The filing is a standard Form 144 disclosure showing a proposed Rule 144 sale executed through Charles Schwab with specific share counts and aggregate value disclosed. The acquisition history identifies the position as originating from stock grants on 05/23/2019 and paid as equity compensation, consistent with typical insider compensation conversions. No prior sales in the past three months are reported, which simplifies the aggregation requirements under Rule 144. From a compliance standpoint, the form contains the required elements: broker, approximate sale date, share totals, and the insider representation about material nonpublic information.

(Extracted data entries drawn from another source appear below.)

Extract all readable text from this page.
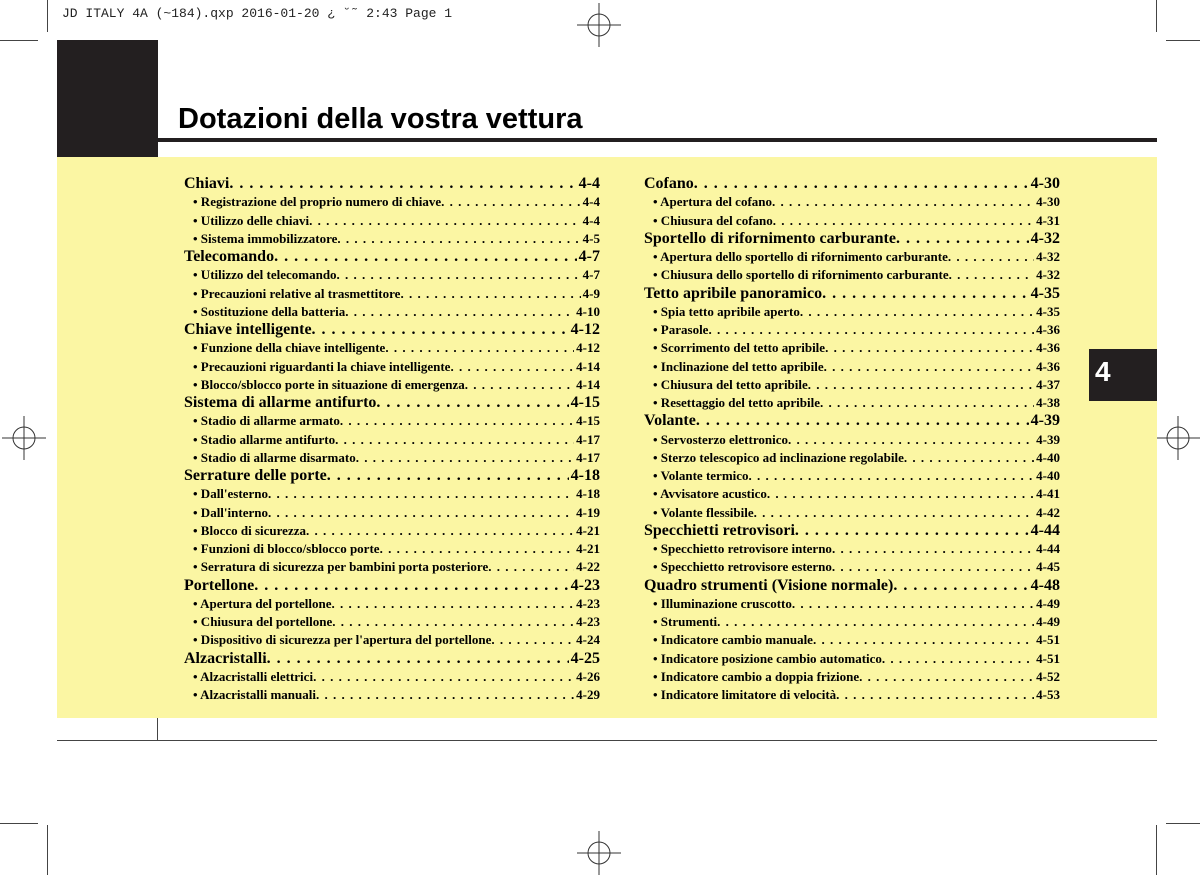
JD ITALY 4A (~184).qxp 2016-01-20 ¿ ˘˜ 2:43 Page 1
Dotazioni della vostra vettura
Chiavi . . .	4-4
• Registrazione del proprio numero di chiave . . .	4-4
• Utilizzo delle chiavi . . .	4-4
• Sistema immobilizzatore . . .	4-5
Telecomando . . .	4-7
• Utilizzo del telecomando . . .	4-7
• Precauzioni relative al trasmettitore . . .	4-9
• Sostituzione della batteria . . .	4-10
Chiave intelligente . . .	4-12
• Funzione della chiave intelligente . . .	4-12
• Precauzioni riguardanti la chiave intelligente . . .	4-14
• Blocco/sblocco porte in situazione di emergenza . . .	4-14
Sistema di allarme antifurto . . .	4-15
• Stadio di allarme armato . . .	4-15
• Stadio allarme antifurto . . .	4-17
• Stadio di allarme disarmato . . .	4-17
Serrature delle porte . . .	4-18
• Dall'esterno . . .	4-18
• Dall'interno . . .	4-19
• Blocco di sicurezza . . .	4-21
• Funzioni di blocco/sblocco porte . . .	4-21
• Serratura di sicurezza per bambini porta posteriore . . .	4-22
Portellone . . .	4-23
• Apertura del portellone . . .	4-23
• Chiusura del portellone . . .	4-23
• Dispositivo di sicurezza per l'apertura del portellone . . .	4-24
Alzacristalli . . .	4-25
• Alzacristalli elettrici . . .	4-26
• Alzacristalli manuali . . .	4-29
Cofano . . .	4-30
• Apertura del cofano . . .	4-30
• Chiusura del cofano . . .	4-31
Sportello di rifornimento carburante . . .	4-32
• Apertura dello sportello di rifornimento carburante . . .	4-32
• Chiusura dello sportello di rifornimento carburante . . .	4-32
Tetto apribile panoramico . . .	4-35
• Spia tetto apribile aperto . . .	4-35
• Parasole . . .	4-36
• Scorrimento del tetto apribile . . .	4-36
• Inclinazione del tetto apribile . . .	4-36
• Chiusura del tetto apribile . . .	4-37
• Resettaggio del tetto apribile . . .	4-38
Volante . . .	4-39
• Servosterzo elettronico . . .	4-39
• Sterzo telescopico ad inclinazione regolabile . . .	4-40
• Volante termico . . .	4-40
• Avvisatore acustico . . .	4-41
• Volante flessibile . . .	4-42
Specchietti retrovisori . . .	4-44
• Specchietto retrovisore interno . . .	4-44
• Specchietto retrovisore esterno . . .	4-45
Quadro strumenti (Visione normale) . . .	4-48
• Illuminazione cruscotto . . .	4-49
• Strumenti . . .	4-49
• Indicatore cambio manuale . . .	4-51
• Indicatore posizione cambio automatico . . .	4-51
• Indicatore cambio a doppia frizione . . .	4-52
• Indicatore limitatore di velocità . . .	4-53
4
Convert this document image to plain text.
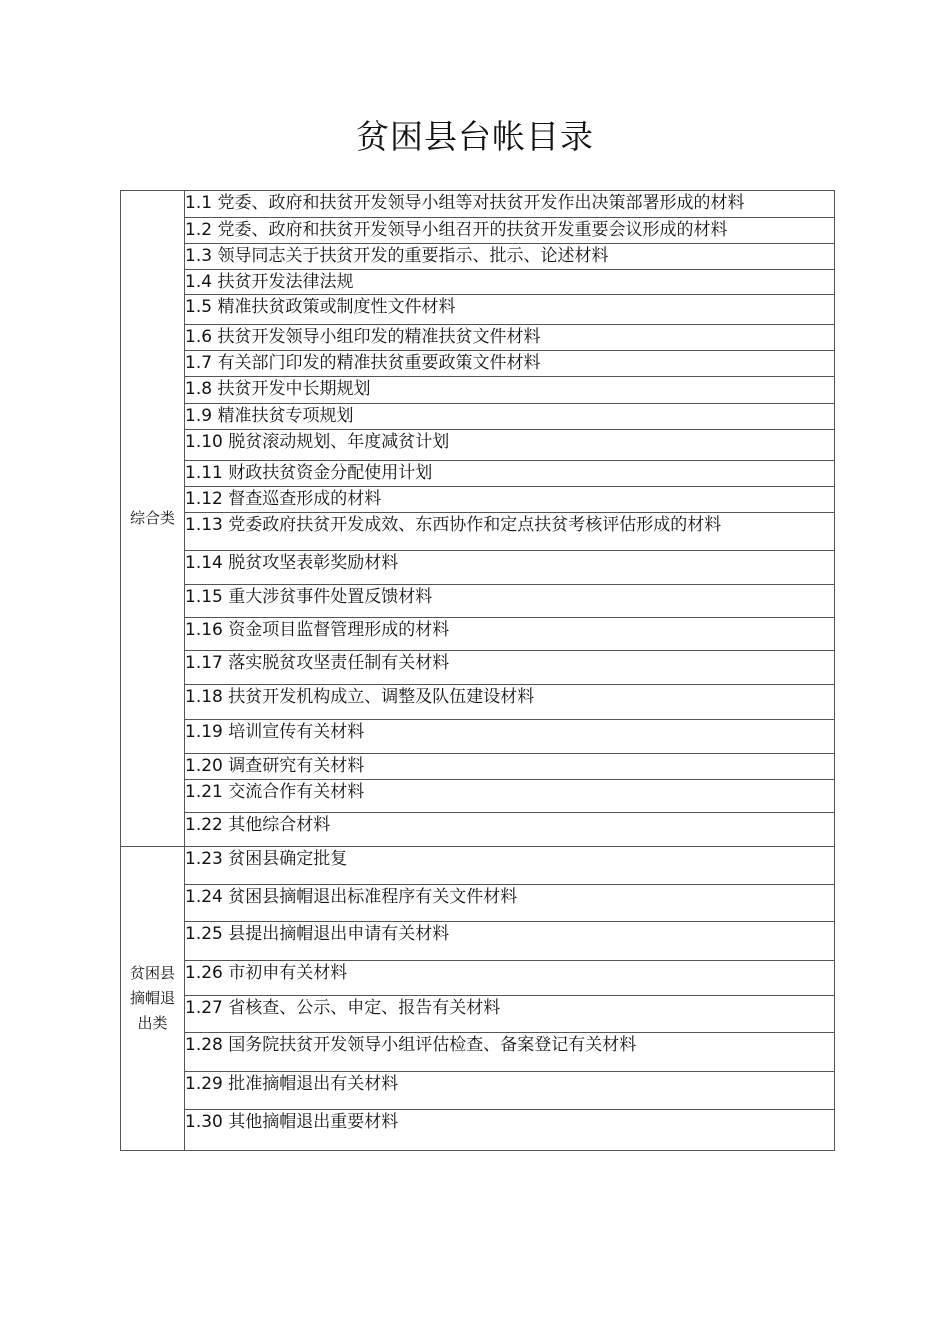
贫困县台帐目录
综合类	1.1 党委、政府和扶贫开发领导小组等对扶贫开发作出决策部署形成的材料

	1.2 党委、政府和扶贫开发领导小组召开的扶贫开发重要会议形成的材料

	1.3 领导同志关于扶贫开发的重要指示、批示、论述材料

	1.4 扶贫开发法律法规

	1.5 精准扶贫政策或制度性文件材料

	1.6 扶贫开发领导小组印发的精准扶贫文件材料

	1.7 有关部门印发的精准扶贫重要政策文件材料

	1.8 扶贫开发中长期规划

	1.9 精准扶贫专项规划

	1.10 脱贫滚动规划、年度减贫计划

	1.11 财政扶贫资金分配使用计划

	1.12 督查巡查形成的材料

	1.13 党委政府扶贫开发成效、东西协作和定点扶贫考核评估形成的材料

	1.14 脱贫攻坚表彰奖励材料

	1.15 重大涉贫事件处置反馈材料

	1.16 资金项目监督管理形成的材料

	1.17 落实脱贫攻坚责任制有关材料

	1.18 扶贫开发机构成立、调整及队伍建设材料

	1.19 培训宣传有关材料

	1.20 调查研究有关材料

	1.21 交流合作有关材料

	1.22 其他综合材料

贫困县摘帽退出类	1.23 贫困县确定批复

	1.24 贫困县摘帽退出标准程序有关文件材料

	1.25 县提出摘帽退出申请有关材料

	1.26 市初申有关材料

	1.27 省核查、公示、申定、报告有关材料

	1.28 国务院扶贫开发领导小组评估检查、备案登记有关材料

	1.29 批准摘帽退出有关材料

	1.30 其他摘帽退出重要材料
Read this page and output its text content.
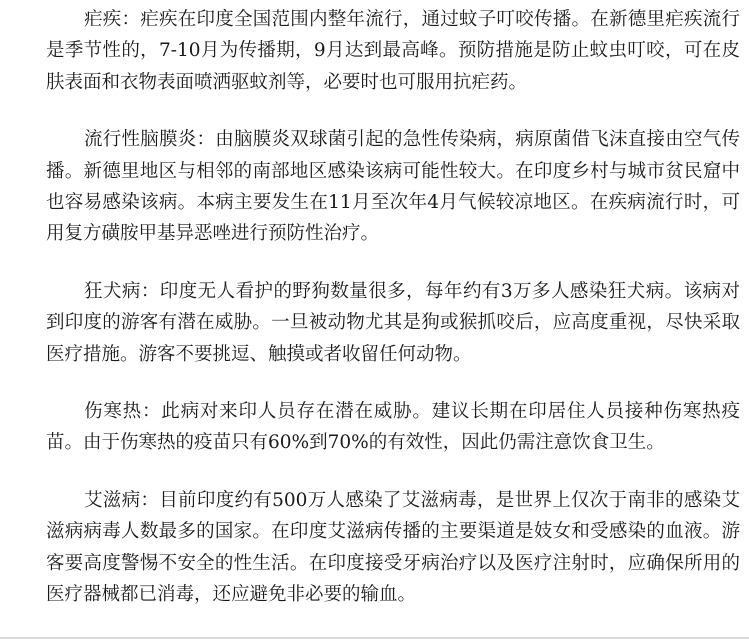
疟疾：疟疾在印度全国范围内整年流行，通过蚊子叮咬传播。在新德里疟疾流行是季节性的，7-10月为传播期，9月达到最高峰。预防措施是防止蚊虫叮咬，可在皮肤表面和衣物表面喷洒驱蚊剂等，必要时也可服用抗疟药。

流行性脑膜炎：由脑膜炎双球菌引起的急性传染病，病原菌借飞沫直接由空气传播。新德里地区与相邻的南部地区感染该病可能性较大。在印度乡村与城市贫民窟中也容易感染该病。本病主要发生在11月至次年4月气候较凉地区。在疾病流行时，可用复方磺胺甲基异恶唑进行预防性治疗。

狂犬病：印度无人看护的野狗数量很多，每年约有3万多人感染狂犬病。该病对到印度的游客有潜在威胁。一旦被动物尤其是狗或猴抓咬后，应高度重视，尽快采取医疗措施。游客不要挑逗、触摸或者收留任何动物。

伤寒热：此病对来印人员存在潜在威胁。建议长期在印居住人员接种伤寒热疫苗。由于伤寒热的疫苗只有60%到70%的有效性，因此仍需注意饮食卫生。

艾滋病：目前印度约有500万人感染了艾滋病毒，是世界上仅次于南非的感染艾滋病病毒人数最多的国家。在印度艾滋病传播的主要渠道是妓女和受感染的血液。游客要高度警惕不安全的性生活。在印度接受牙病治疗以及医疗注射时，应确保所用的医疗器械都已消毒，还应避免非必要的输血。
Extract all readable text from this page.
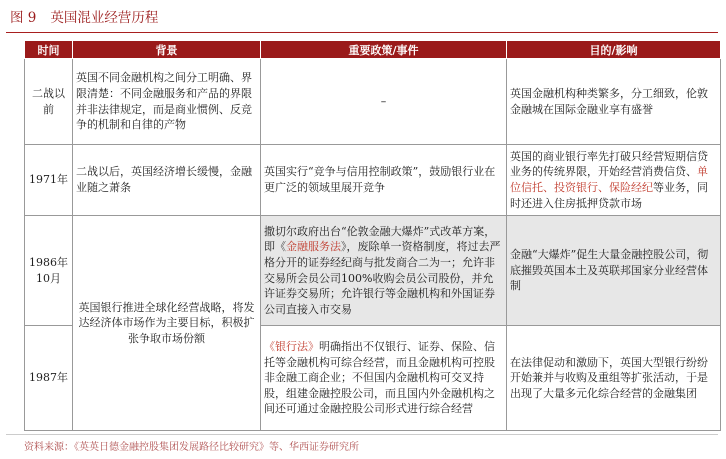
图 9 英国混业经营历程
时间	背景	重要政策/事件	目的/影响
二战以前	英国不同金融机构之间分工明确、界限清楚：不同金融服务和产品的界限并非法律规定，而是商业惯例、反竞争的机制和自律的产物	–	英国金融机构种类繁多，分工细致，伦敦金融城在国际金融业享有盛誉
1971年	二战以后，英国经济增长缓慢，金融业随之萧条	英国实行“竞争与信用控制政策”，鼓励银行业在更广泛的领域里展开竞争	英国的商业银行率先打破只经营短期信贷业务的传统界限，开始经营消费信贷、单位信托、投资银行、保险经纪等业务，同时还进入住房抵押贷款市场
1986年10月	英国银行推进全球化经营战略，将发达经济体市场作为主要目标，积极扩张争取市场份额	撒切尔政府出台“伦敦金融大爆炸”式改革方案，即《金融服务法》，废除单一资格制度，将过去严格分开的证券经纪商与批发商合二为一；允许非交易所会员公司100%收购会员公司股份，并允许证券交易所；允许银行等金融机构和外国证券公司直接入市交易	金融“大爆炸”促生大量金融控股公司，彻底摧毁英国本土及英联邦国家分业经营体制
1987年		《银行法》明确指出不仅银行、证券、保险、信托等金融机构可综合经营，而且金融机构可控股非金融工商企业；不但国内金融机构可交叉持股，组建金融控股公司，而且国内外金融机构之间还可通过金融控股公司形式进行综合经营	在法律促动和激励下，英国大型银行纷纷开始兼并与收购及重组等扩张活动，于是出现了大量多元化综合经营的金融集团
资料来源：《英英日德金融控股集团发展路径比较研究》等、华西证券研究所
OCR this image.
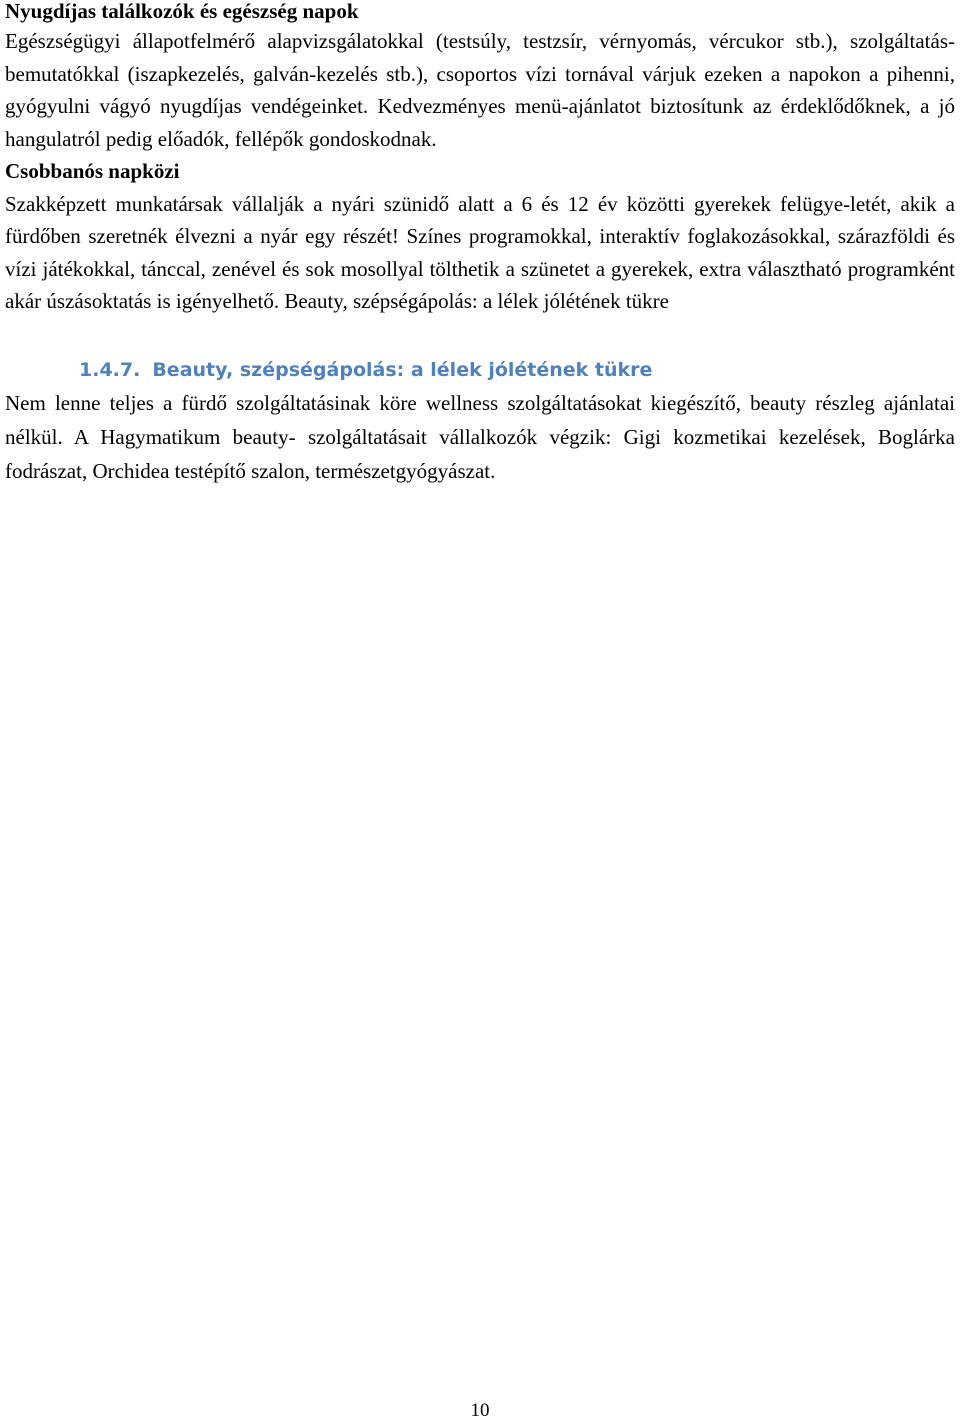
Nyugdíjas találkozók és egészség napok

Egészségügyi állapotfelmérő alapvizsgálatokkal (testsúly, testzsír, vérnyomás, vércukor stb.), szolgáltatás-bemutatókkal (iszapkezelés, galván-kezelés stb.), csoportos vízi tornával várjuk ezeken a napokon a pihenni, gyógyulni vágyó nyugdíjas vendégeinket. Kedvezményes menü-ajánlatot biztosítunk az érdeklődőknek, a jó hangulatról pedig előadók, fellépők gondoskodnak.

Csobbanós napközi

Szakképzett munkatársak vállalják a nyári szünidő alatt a 6 és 12 év közötti gyerekek felügye-letét, akik a fürdőben szeretnék élvezni a nyár egy részét! Színes programokkal, interaktív foglakozásokkal, szárazföldi és vízi játékokkal, tánccal, zenével és sok mosollyal tölthetik a szünetet a gyerekek, extra választható programként akár úszásoktatás is igényelhető. Beauty, szépségápolás: a lélek jólétének tükre

1.4.7. Beauty, szépségápolás: a lélek jólétének tükre

Nem lenne teljes a fürdő szolgáltatásinak köre wellness szolgáltatásokat kiegészítő, beauty részleg ajánlatai nélkül. A Hagymatikum beauty- szolgáltatásait vállalkozók végzik: Gigi kozmetikai kezelések, Boglárka fodrászat, Orchidea testépítő szalon, természetgyógyászat.

10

TL;DR: Disclosure is routine and provides transparency into an insider liquidity event without indicating material governance change.
The notice documents a planned sale by a person who received shares via stock grants in 2019. The filing does not identify the seller by name in the provided content nor indicate any extraordinary circumstances such as accelerated vesting, related-party transactions, or material corporate events. As presented, this is a routine liquidity action by an equity holder and does not, by itself, signal governance concerns. Investors may note the sale size relative to outstanding shares (2,500 vs 135.7M) is immaterial to overall capitalization.